Geralmente as histórias são construídas com uma linha climática. Uma trilha que orienta os acontecimentos da narrativa para que o leitor mantenha o interesse na leitura. A princípio está tudo bem. O mundo é apresentado e os personagens ganham os primeiros contornos. Tudo caminha como sempre caminhou. Então algo acontece. Algo que quebra a monotonia e faz os personagens se moverem. A estabilidade dá lugar a uma jornada que se torna cada vez mais veloz e intensa à medida que se avança. Então os acontecimentos importantes culminam no clímax da narrativa e as questões que deveriam ser resolvidas se resolvem, bem ou mal. Por fim, uma nova estabilidade é construída e a história chega ao fim.
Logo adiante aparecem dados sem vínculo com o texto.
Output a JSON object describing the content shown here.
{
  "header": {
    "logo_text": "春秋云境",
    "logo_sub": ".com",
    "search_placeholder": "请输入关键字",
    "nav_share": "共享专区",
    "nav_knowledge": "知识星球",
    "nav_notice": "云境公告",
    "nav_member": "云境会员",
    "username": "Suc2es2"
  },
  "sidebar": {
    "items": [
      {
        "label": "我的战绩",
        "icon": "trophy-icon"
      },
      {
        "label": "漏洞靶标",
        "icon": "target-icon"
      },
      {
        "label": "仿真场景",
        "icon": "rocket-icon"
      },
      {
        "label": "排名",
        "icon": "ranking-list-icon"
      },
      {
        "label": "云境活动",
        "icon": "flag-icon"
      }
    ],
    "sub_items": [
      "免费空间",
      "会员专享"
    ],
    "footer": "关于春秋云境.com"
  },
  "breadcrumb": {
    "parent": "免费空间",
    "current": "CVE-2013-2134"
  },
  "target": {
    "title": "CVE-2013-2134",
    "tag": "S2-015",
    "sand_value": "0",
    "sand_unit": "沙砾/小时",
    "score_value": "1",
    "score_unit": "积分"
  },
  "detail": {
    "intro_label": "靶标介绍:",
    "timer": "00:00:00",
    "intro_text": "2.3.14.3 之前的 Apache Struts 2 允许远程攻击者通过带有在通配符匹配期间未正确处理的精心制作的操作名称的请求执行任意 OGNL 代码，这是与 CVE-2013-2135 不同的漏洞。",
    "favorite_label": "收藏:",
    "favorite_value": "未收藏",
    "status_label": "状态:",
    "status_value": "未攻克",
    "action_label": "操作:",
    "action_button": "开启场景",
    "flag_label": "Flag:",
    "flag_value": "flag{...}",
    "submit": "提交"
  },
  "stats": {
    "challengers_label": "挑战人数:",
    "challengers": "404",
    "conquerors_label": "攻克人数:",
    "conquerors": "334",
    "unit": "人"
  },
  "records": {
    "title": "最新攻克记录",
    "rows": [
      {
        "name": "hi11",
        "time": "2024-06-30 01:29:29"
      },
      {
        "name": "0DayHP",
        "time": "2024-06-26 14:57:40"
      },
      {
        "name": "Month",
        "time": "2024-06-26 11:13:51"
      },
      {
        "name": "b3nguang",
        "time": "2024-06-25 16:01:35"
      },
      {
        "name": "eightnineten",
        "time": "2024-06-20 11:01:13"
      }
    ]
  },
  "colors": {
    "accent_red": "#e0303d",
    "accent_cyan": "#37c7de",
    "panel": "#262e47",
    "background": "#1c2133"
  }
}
Não há nada disso na narrativa de Hemingway. Pelo menos não de forma convencional. Tudo acontece como se nada fosse importante. Mais uma noite, mais uma bebedeira descontrolada. Quase como se o próprio Hemingway houvesse se afastado da máquina de escrever e liberado os personagens para viverem suas próprias vidas. Um dia após o outro.

Talvez a viagem ao país basco arranhe o conceito da jornada dos personagens, e a tourada resvale num suposto clímax da história. Mas a tensão está tão diluída entre os diálogos ébrios dos quatro viajantes que o festival em si acaba sendo mais uma coisa que acontece e não A Coisa Que Acontece. Na verdade, os eventos na viagem tornam-se uma repetição dos eventos na França. O mesmo vagar por bares. O mesmo passear por restaurantes. As mesmas discussões em torno da mesma mulher.

Uma história ortodoxa se assemelharia ao escalar de uma montanha. De longe você vê a torre de pedra ainda sem precisão. Você se dirige a ela passando por planícies longas e verdes. E então começa a subir. Vez ou outra desvia o caminho, à procura de uma trilha mais fácil, porém sempre subindo. A jornada vai ficando cada vez mais árdua, cada vez mais íngreme. Então você chega ao topo. Para onde tudo aponta.

O Sol Também Se Levanta não é uma montanha. Nem sequer é terra. É um mar agitado. Cheio de ondulações. Cheio de pequenos pontos de tensão que preenchem toda a superfície da história. Nunca se elevando demais, nunca se transformando numa tormenta, mas sempre balançando o barco.